The U.S. military had carried out several nuclear tests throughout the 1950s. However an agreed international moratorium on testing put a pause on that for several years. Heading into the 1960s, military officials were hoping to further study some phenomena observed in the past tests. Namely, how a nuclear explosion can cause an electromagnetic pulse that can ionize parts of space and also cause communications blackouts. Although fears of EMPs can be overblown, at the time American military figures did not know enough. Then in 1961 nuclear tests restarted, with the military launching Operation Fishbowl the following year. A series of new tests, all launched from Johnston Atoll in the Pacific Ocean, was initiated by the military’s Defense Atomic Support Agency.
The military had already carried out several nuclear tests in the upper atmosphere. 1958’s Operation Argus saw the U.S. Navy fire three nuclear rockets into the sky, with the hopes of seeding Earth’s magnetic belts enough radiation so that it could create a kind of death cloud that would block transmissions. The tests did partially succeed, but not in the way hoped. But it and other tests before the moratorium had presented the potential for EMPs to be further studied. Beyond further overall weapons testing, the military was looking to see if the EMP effect afterward was minor or could be a tool targeting terrestrial forces — essentially a “Goldeneye” situation.

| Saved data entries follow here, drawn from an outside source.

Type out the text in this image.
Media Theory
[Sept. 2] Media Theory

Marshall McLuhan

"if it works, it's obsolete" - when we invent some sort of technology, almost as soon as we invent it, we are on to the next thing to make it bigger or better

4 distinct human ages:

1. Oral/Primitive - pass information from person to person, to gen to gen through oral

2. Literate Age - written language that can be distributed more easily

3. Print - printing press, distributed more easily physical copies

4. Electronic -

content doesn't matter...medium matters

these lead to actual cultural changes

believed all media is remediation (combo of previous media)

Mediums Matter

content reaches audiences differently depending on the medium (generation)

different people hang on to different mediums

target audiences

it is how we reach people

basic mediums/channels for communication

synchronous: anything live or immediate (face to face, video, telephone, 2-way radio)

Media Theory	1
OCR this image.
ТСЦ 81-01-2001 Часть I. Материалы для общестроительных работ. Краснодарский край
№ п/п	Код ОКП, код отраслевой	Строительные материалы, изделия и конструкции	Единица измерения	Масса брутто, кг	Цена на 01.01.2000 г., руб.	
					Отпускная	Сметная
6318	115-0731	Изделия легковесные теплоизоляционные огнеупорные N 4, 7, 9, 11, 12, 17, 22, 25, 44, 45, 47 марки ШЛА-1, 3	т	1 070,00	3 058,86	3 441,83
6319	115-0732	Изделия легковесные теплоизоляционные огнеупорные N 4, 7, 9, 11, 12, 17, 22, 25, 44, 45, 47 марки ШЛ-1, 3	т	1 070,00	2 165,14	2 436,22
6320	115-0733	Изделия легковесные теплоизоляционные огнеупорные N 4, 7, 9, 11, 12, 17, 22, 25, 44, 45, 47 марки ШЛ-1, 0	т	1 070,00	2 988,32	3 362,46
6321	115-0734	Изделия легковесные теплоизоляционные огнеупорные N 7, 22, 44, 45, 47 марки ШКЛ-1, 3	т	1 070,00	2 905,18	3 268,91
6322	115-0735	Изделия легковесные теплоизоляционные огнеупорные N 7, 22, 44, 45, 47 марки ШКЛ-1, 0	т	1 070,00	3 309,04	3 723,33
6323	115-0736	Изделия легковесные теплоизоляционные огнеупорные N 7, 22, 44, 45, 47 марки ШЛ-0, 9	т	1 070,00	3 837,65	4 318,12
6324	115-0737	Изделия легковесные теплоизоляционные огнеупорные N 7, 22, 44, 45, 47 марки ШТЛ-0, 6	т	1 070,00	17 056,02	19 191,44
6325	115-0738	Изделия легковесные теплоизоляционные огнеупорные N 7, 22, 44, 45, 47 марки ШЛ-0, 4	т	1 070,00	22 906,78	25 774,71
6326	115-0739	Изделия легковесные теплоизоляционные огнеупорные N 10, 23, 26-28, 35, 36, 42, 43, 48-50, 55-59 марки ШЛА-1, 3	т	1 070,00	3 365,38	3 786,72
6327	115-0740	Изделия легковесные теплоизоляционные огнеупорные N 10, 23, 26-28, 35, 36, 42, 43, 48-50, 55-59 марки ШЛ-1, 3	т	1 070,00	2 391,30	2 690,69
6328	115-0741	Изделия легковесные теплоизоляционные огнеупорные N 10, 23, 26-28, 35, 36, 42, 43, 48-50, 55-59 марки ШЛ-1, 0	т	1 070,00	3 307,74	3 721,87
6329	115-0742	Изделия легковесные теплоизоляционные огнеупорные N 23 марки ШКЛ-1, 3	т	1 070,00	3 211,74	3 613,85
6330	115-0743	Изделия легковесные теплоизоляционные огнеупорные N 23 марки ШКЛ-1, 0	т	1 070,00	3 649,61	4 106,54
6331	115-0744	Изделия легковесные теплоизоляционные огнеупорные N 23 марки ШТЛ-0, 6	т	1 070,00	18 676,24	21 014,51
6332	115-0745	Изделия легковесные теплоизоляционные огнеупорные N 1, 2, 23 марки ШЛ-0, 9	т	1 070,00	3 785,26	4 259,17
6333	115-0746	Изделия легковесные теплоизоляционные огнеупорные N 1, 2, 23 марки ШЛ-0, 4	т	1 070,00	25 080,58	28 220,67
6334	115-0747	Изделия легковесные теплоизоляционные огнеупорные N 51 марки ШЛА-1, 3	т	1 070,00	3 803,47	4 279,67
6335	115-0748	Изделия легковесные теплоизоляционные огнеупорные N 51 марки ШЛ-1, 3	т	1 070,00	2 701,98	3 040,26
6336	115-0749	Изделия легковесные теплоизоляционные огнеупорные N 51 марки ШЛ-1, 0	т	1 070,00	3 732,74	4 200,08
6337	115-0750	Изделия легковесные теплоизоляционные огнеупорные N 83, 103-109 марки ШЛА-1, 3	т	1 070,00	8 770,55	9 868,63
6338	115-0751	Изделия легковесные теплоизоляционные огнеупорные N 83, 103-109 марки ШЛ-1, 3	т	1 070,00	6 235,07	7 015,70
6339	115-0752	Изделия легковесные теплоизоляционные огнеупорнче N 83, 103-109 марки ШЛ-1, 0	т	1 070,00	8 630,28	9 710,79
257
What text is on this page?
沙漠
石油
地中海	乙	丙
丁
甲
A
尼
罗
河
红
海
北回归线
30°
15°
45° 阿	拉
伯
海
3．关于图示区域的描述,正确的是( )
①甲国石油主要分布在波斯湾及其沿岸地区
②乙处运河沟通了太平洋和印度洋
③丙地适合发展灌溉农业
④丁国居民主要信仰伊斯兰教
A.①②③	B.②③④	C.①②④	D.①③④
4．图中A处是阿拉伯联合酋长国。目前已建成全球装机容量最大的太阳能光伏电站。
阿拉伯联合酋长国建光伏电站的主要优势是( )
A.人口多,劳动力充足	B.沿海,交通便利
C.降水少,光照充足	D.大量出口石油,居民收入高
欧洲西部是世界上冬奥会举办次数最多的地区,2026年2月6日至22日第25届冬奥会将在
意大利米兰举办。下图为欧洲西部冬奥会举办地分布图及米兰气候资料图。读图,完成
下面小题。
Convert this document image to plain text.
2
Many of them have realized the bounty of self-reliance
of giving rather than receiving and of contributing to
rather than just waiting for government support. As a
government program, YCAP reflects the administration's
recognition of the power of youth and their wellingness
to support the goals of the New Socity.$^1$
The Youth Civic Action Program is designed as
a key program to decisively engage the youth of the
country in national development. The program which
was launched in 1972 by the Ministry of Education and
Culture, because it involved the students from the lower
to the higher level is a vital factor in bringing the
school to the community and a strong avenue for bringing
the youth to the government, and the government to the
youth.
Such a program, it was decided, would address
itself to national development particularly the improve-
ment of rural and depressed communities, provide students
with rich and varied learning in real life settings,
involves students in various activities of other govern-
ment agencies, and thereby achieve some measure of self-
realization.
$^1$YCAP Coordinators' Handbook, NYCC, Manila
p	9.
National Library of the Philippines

Starfish Prime, as the third Fishbowl test was called, proved one of the most significant. Like the others, it utilized a Thor rocket with a W49 nuclear warhead. It took off July 9, 1962. The rocket shot through the atmosphere, detonating roughly 250 miles above the surface.
Due to where in the Earth’s magnetic fields the test was done, the radiation burst from the nuclear warhead was far bigger than expected. The 1.4 megaton explosion created “an artificial radiation belt and raising the intensity levels of the natural Van Allen Belt electron population in the inner zone by several orders of magnitude,” one NASA report on the test said.
The result was a vibrant crimson sky, visible several hundred miles away. It was nighttime in Hawaii and residents saw a flash of light in the sky. Shortly after the detonation, a blackout hit, with lights on Honolulu going dark and communications going down. But the sky was lit up, first a bright crimson then a wave of different colors. The effect lasted for several minutes across the Pacific, according to witnesses in Hawaii and elsewhere.
![A large crimson aurora in the sky.](https://taskandpurpose.com/wp-content/uploads/2025/02/Operation_Dominic_Starfish-Prime_nuclear_test_from_plane.jpg?strip=all&quality=85&w=451)
The sudden man-made aurora wasn’t a total surprise to the military and assorted scientists, although the intensity was. A similar phenomenon had occurred during Operation Argus, with witnesses reporting a vast array of colors stemming from one of the three missile tests.
The United States and Soviet Union concluded upper-atmosphere testing in the fall. The Cuban Missile Crisis and the brink of nuclear war in October caused leaders of the two nations to step back from the tests. But Operation Fishbowl had given researchers new insight into the wider electromagnetic impacts of nuclear explosions in the upper atmosphere.
There were other lasting side effects from the Starfish Prime test. Heightened radiation levels ended up knocking out several satellites in the following months, including a telecommunications satellite called Telstar 1, which launched only a day after the Starfish Prime test.